Quand elle lui dit “Rédige et envoie”, il fait exactement ça. Il rédige et envoie. Il ne renvoie pas le document déjà rédigé. Il rédige une nouvelle fois, pensant que si elle le dit, alors elle a rejeté les précédentes versions. Sauf que dans son bureau elle se marre à en pleurer. La vérité est qu’elle est très maternelle, et agit ainsi pour lui apprendre une seule chose. Dire Non. Ce qu’il a trop peur de faire. Ça va à l’encontre de son éducation, de la politesse et de ses valeurs. On ne dit pas Non à un aîné. On ne dit pas Non à ses supérieurs hiérarchiques. On ne dit pas Non.
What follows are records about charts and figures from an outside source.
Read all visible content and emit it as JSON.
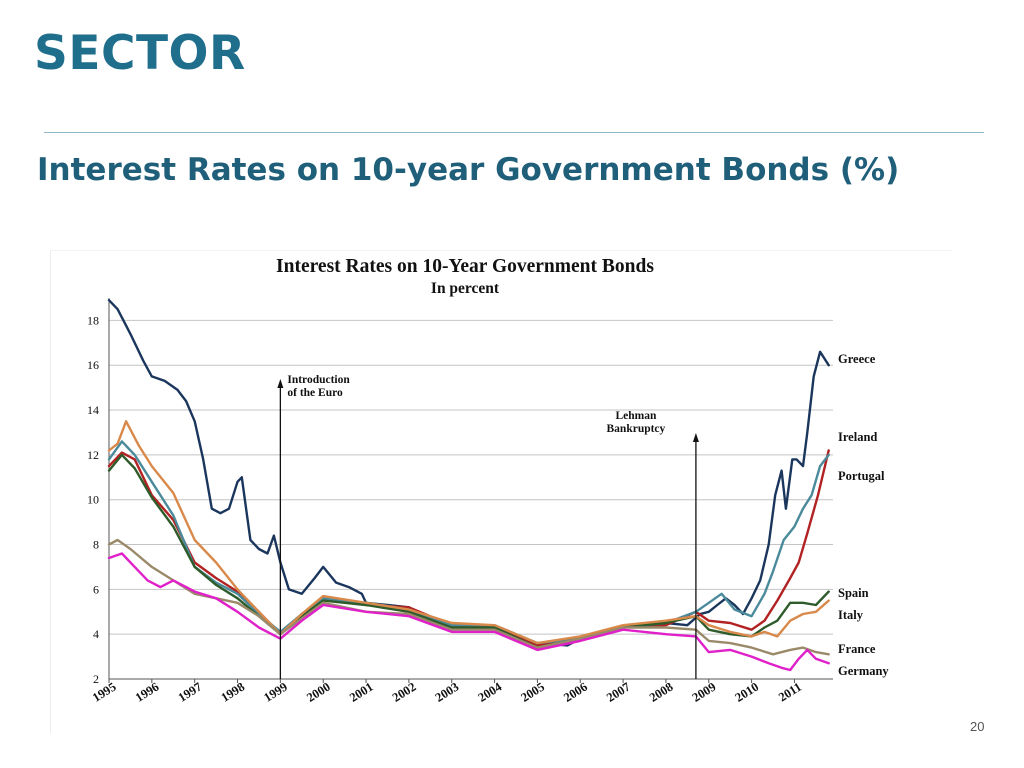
{
  "slide": {
    "title": "SECTOR",
    "subtitle": "Interest Rates on 10-year Government Bonds (%)",
    "page_number": "20"
  },
  "chart_data": {
    "type": "line",
    "title": "Interest Rates on 10-Year Government Bonds",
    "subtitle": "In percent",
    "xlabel": "",
    "ylabel": "",
    "xlim": [
      1995,
      2011.9
    ],
    "ylim": [
      2,
      19
    ],
    "y_ticks": [
      2,
      4,
      6,
      8,
      10,
      12,
      14,
      16,
      18
    ],
    "x_ticks": [
      "1995",
      "1996",
      "1997",
      "1998",
      "1999",
      "2000",
      "2001",
      "2002",
      "2003",
      "2004",
      "2005",
      "2006",
      "2007",
      "2008",
      "2009",
      "2010",
      "2011"
    ],
    "grid": true,
    "legend": "inline labels at right end of lines",
    "annotations": [
      {
        "text_lines": [
          "Introduction",
          "of the Euro"
        ],
        "x": 1999.0
      },
      {
        "text_lines": [
          "Lehman",
          "Bankruptcy"
        ],
        "x": 2008.7
      }
    ],
    "series": [
      {
        "name": "Greece",
        "color": "#1b365d",
        "x": [
          1995.0,
          1995.2,
          1995.5,
          1995.8,
          1996.0,
          1996.3,
          1996.6,
          1996.8,
          1997.0,
          1997.2,
          1997.4,
          1997.6,
          1997.8,
          1998.0,
          1998.1,
          1998.3,
          1998.5,
          1998.7,
          1998.85,
          1999.0,
          1999.2,
          1999.5,
          1999.8,
          2000.0,
          2000.3,
          2000.6,
          2000.9,
          2001.0,
          2001.5,
          2002.0,
          2002.5,
          2003.0,
          2004.0,
          2005.0,
          2005.7,
          2006.0,
          2007.0,
          2008.0,
          2008.5,
          2008.8,
          2009.0,
          2009.2,
          2009.4,
          2009.6,
          2009.8,
          2010.0,
          2010.2,
          2010.4,
          2010.55,
          2010.7,
          2010.8,
          2010.95,
          2011.05,
          2011.2,
          2011.3,
          2011.45,
          2011.6,
          2011.7,
          2011.8
        ],
        "values": [
          18.9,
          18.5,
          17.4,
          16.2,
          15.5,
          15.3,
          14.9,
          14.4,
          13.5,
          11.8,
          9.6,
          9.4,
          9.6,
          10.8,
          11.0,
          8.2,
          7.8,
          7.6,
          8.4,
          7.2,
          6.0,
          5.8,
          6.5,
          7.0,
          6.3,
          6.1,
          5.8,
          5.4,
          5.3,
          5.2,
          4.6,
          4.3,
          4.3,
          3.6,
          3.5,
          3.8,
          4.3,
          4.5,
          4.4,
          4.9,
          5.0,
          5.3,
          5.6,
          5.3,
          4.9,
          5.6,
          6.4,
          8.0,
          10.2,
          11.3,
          9.6,
          11.8,
          11.8,
          11.5,
          13.0,
          15.5,
          16.6,
          16.3,
          16.0
        ]
      },
      {
        "name": "Ireland",
        "color": "#b22222",
        "x": [
          1995.0,
          1995.3,
          1995.6,
          1996.0,
          1996.5,
          1997.0,
          1997.5,
          1998.0,
          1998.5,
          1999.0,
          1999.5,
          2000.0,
          2001.0,
          2002.0,
          2003.0,
          2004.0,
          2005.0,
          2006.0,
          2007.0,
          2008.0,
          2008.7,
          2009.0,
          2009.5,
          2010.0,
          2010.3,
          2010.6,
          2010.9,
          2011.1,
          2011.3,
          2011.55,
          2011.8
        ],
        "values": [
          11.5,
          12.1,
          11.8,
          10.2,
          9.1,
          7.2,
          6.5,
          5.9,
          5.0,
          4.0,
          4.9,
          5.6,
          5.3,
          5.2,
          4.4,
          4.3,
          3.5,
          3.8,
          4.3,
          4.4,
          5.0,
          4.6,
          4.5,
          4.2,
          4.6,
          5.5,
          6.5,
          7.2,
          8.5,
          10.2,
          12.2
        ]
      },
      {
        "name": "Portugal",
        "color": "#4a8a9a",
        "x": [
          1995.0,
          1995.3,
          1995.6,
          1996.0,
          1996.5,
          1997.0,
          1997.5,
          1998.0,
          1998.5,
          1999.0,
          1999.5,
          2000.0,
          2001.0,
          2002.0,
          2003.0,
          2004.0,
          2005.0,
          2006.0,
          2007.0,
          2008.0,
          2008.7,
          2009.0,
          2009.3,
          2009.6,
          2010.0,
          2010.3,
          2010.5,
          2010.75,
          2011.0,
          2011.2,
          2011.4,
          2011.6,
          2011.8
        ],
        "values": [
          11.8,
          12.6,
          12.0,
          10.8,
          9.3,
          7.0,
          6.3,
          5.8,
          4.9,
          4.1,
          4.9,
          5.6,
          5.4,
          5.1,
          4.4,
          4.4,
          3.6,
          3.8,
          4.3,
          4.5,
          5.0,
          5.4,
          5.8,
          5.1,
          4.8,
          5.8,
          6.8,
          8.2,
          8.8,
          9.6,
          10.2,
          11.5,
          12.0
        ]
      },
      {
        "name": "Spain",
        "color": "#2e5b2a",
        "x": [
          1995.0,
          1995.3,
          1995.6,
          1996.0,
          1996.5,
          1997.0,
          1997.5,
          1998.0,
          1998.5,
          1999.0,
          1999.5,
          2000.0,
          2001.0,
          2002.0,
          2003.0,
          2004.0,
          2005.0,
          2006.0,
          2007.0,
          2008.0,
          2008.7,
          2009.0,
          2009.5,
          2010.0,
          2010.3,
          2010.6,
          2010.9,
          2011.2,
          2011.5,
          2011.8
        ],
        "values": [
          11.3,
          12.0,
          11.4,
          10.1,
          8.8,
          7.0,
          6.2,
          5.6,
          4.8,
          4.0,
          4.8,
          5.5,
          5.3,
          5.0,
          4.3,
          4.3,
          3.4,
          3.8,
          4.3,
          4.5,
          4.8,
          4.2,
          4.0,
          3.9,
          4.3,
          4.6,
          5.4,
          5.4,
          5.3,
          5.9
        ]
      },
      {
        "name": "Italy",
        "color": "#d9894a",
        "x": [
          1995.0,
          1995.2,
          1995.4,
          1995.7,
          1996.0,
          1996.5,
          1997.0,
          1997.5,
          1998.0,
          1998.5,
          1999.0,
          1999.5,
          2000.0,
          2001.0,
          2002.0,
          2003.0,
          2004.0,
          2005.0,
          2006.0,
          2007.0,
          2008.0,
          2008.7,
          2009.0,
          2009.5,
          2010.0,
          2010.3,
          2010.6,
          2010.9,
          2011.2,
          2011.5,
          2011.8
        ],
        "values": [
          12.2,
          12.5,
          13.5,
          12.4,
          11.5,
          10.3,
          8.2,
          7.2,
          6.0,
          5.0,
          4.0,
          4.9,
          5.7,
          5.4,
          5.1,
          4.5,
          4.4,
          3.6,
          3.9,
          4.4,
          4.6,
          4.8,
          4.4,
          4.1,
          3.9,
          4.1,
          3.9,
          4.6,
          4.9,
          5.0,
          5.5
        ]
      },
      {
        "name": "France",
        "color": "#9a8a6a",
        "x": [
          1995.0,
          1995.2,
          1995.5,
          1996.0,
          1996.5,
          1997.0,
          1997.5,
          1998.0,
          1998.5,
          1999.0,
          1999.5,
          2000.0,
          2001.0,
          2002.0,
          2003.0,
          2004.0,
          2005.0,
          2006.0,
          2007.0,
          2008.0,
          2008.7,
          2009.0,
          2009.5,
          2010.0,
          2010.5,
          2010.9,
          2011.2,
          2011.5,
          2011.8
        ],
        "values": [
          8.0,
          8.2,
          7.8,
          7.0,
          6.4,
          5.8,
          5.6,
          5.4,
          4.8,
          4.0,
          4.7,
          5.4,
          5.0,
          4.9,
          4.2,
          4.2,
          3.4,
          3.8,
          4.3,
          4.3,
          4.2,
          3.7,
          3.6,
          3.4,
          3.1,
          3.3,
          3.4,
          3.2,
          3.1
        ]
      },
      {
        "name": "Germany",
        "color": "#e020c8",
        "x": [
          1995.0,
          1995.3,
          1995.6,
          1995.9,
          1996.2,
          1996.5,
          1997.0,
          1997.5,
          1998.0,
          1998.5,
          1999.0,
          1999.5,
          2000.0,
          2001.0,
          2002.0,
          2003.0,
          2004.0,
          2005.0,
          2006.0,
          2007.0,
          2008.0,
          2008.7,
          2009.0,
          2009.5,
          2010.0,
          2010.4,
          2010.7,
          2010.9,
          2011.1,
          2011.3,
          2011.5,
          2011.8
        ],
        "values": [
          7.4,
          7.6,
          7.0,
          6.4,
          6.1,
          6.4,
          5.9,
          5.6,
          5.0,
          4.3,
          3.8,
          4.6,
          5.3,
          5.0,
          4.8,
          4.1,
          4.1,
          3.3,
          3.7,
          4.2,
          4.0,
          3.9,
          3.2,
          3.3,
          3.0,
          2.7,
          2.5,
          2.4,
          2.9,
          3.3,
          2.9,
          2.7
        ]
      }
    ],
    "labels": {
      "Greece": "Greece",
      "Ireland": "Ireland",
      "Portugal": "Portugal",
      "Spain": "Spain",
      "Italy": "Italy",
      "France": "France",
      "Germany": "Germany"
    }
  }
}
Vous allez certainement en rire et vous dire qu’il est trop ci ou il est trop ça. Pourtant il est parfaitement normal. Si vous avez des notions de philosophie ou si vous êtes un adepte de Freud, alors vous comprendrez ma prochaine phrase. Il est dominé par le Surmoi.
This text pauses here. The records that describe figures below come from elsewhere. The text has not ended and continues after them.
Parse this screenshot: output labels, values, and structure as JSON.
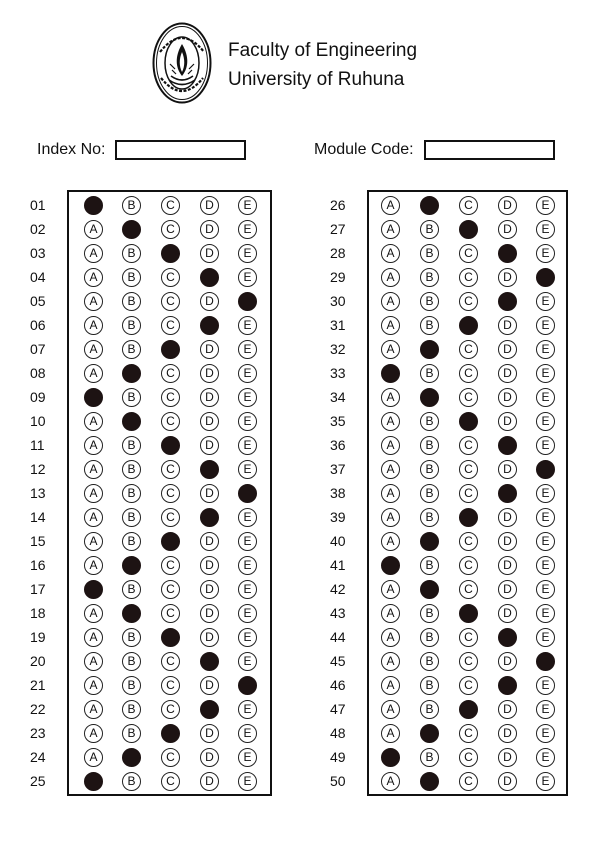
{
  "header": {
    "faculty": "Faculty of Engineering",
    "university": "University of Ruhuna",
    "logo_icon": "university-seal-icon"
  },
  "fields": {
    "index_label": "Index No:",
    "index_value": "",
    "module_label": "Module Code:",
    "module_value": ""
  },
  "options": [
    "A",
    "B",
    "C",
    "D",
    "E"
  ],
  "colors": {
    "fill": "#1d1313",
    "ink": "#111111"
  },
  "columns": [
    {
      "questions": [
        {
          "num": "01",
          "selected": "A"
        },
        {
          "num": "02",
          "selected": "B"
        },
        {
          "num": "03",
          "selected": "C"
        },
        {
          "num": "04",
          "selected": "D"
        },
        {
          "num": "05",
          "selected": "E"
        },
        {
          "num": "06",
          "selected": "D"
        },
        {
          "num": "07",
          "selected": "C"
        },
        {
          "num": "08",
          "selected": "B"
        },
        {
          "num": "09",
          "selected": "A"
        },
        {
          "num": "10",
          "selected": "B"
        },
        {
          "num": "11",
          "selected": "C"
        },
        {
          "num": "12",
          "selected": "D"
        },
        {
          "num": "13",
          "selected": "E"
        },
        {
          "num": "14",
          "selected": "D"
        },
        {
          "num": "15",
          "selected": "C"
        },
        {
          "num": "16",
          "selected": "B"
        },
        {
          "num": "17",
          "selected": "A"
        },
        {
          "num": "18",
          "selected": "B"
        },
        {
          "num": "19",
          "selected": "C"
        },
        {
          "num": "20",
          "selected": "D"
        },
        {
          "num": "21",
          "selected": "E"
        },
        {
          "num": "22",
          "selected": "D"
        },
        {
          "num": "23",
          "selected": "C"
        },
        {
          "num": "24",
          "selected": "B"
        },
        {
          "num": "25",
          "selected": "A"
        }
      ]
    },
    {
      "questions": [
        {
          "num": "26",
          "selected": "B"
        },
        {
          "num": "27",
          "selected": "C"
        },
        {
          "num": "28",
          "selected": "D"
        },
        {
          "num": "29",
          "selected": "E"
        },
        {
          "num": "30",
          "selected": "D"
        },
        {
          "num": "31",
          "selected": "C"
        },
        {
          "num": "32",
          "selected": "B"
        },
        {
          "num": "33",
          "selected": "A"
        },
        {
          "num": "34",
          "selected": "B"
        },
        {
          "num": "35",
          "selected": "C"
        },
        {
          "num": "36",
          "selected": "D"
        },
        {
          "num": "37",
          "selected": "E"
        },
        {
          "num": "38",
          "selected": "D"
        },
        {
          "num": "39",
          "selected": "C"
        },
        {
          "num": "40",
          "selected": "B"
        },
        {
          "num": "41",
          "selected": "A"
        },
        {
          "num": "42",
          "selected": "B"
        },
        {
          "num": "43",
          "selected": "C"
        },
        {
          "num": "44",
          "selected": "D"
        },
        {
          "num": "45",
          "selected": "E"
        },
        {
          "num": "46",
          "selected": "D"
        },
        {
          "num": "47",
          "selected": "C"
        },
        {
          "num": "48",
          "selected": "B"
        },
        {
          "num": "49",
          "selected": "A"
        },
        {
          "num": "50",
          "selected": "B"
        }
      ]
    }
  ]
}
Il m’est souvent demandé comment je fais pour ne pas me soucier des normes sociales, religieuses ou issues de mon éducation. Ne nous méprenons pas, je suis par exemple très attachée à la politesse et au respect. L’omission d’un s’il-te-plait ou d’un bonjour peut valoir dans ma réalité un bannissement à vie. Sans aucun clignement de sourcil.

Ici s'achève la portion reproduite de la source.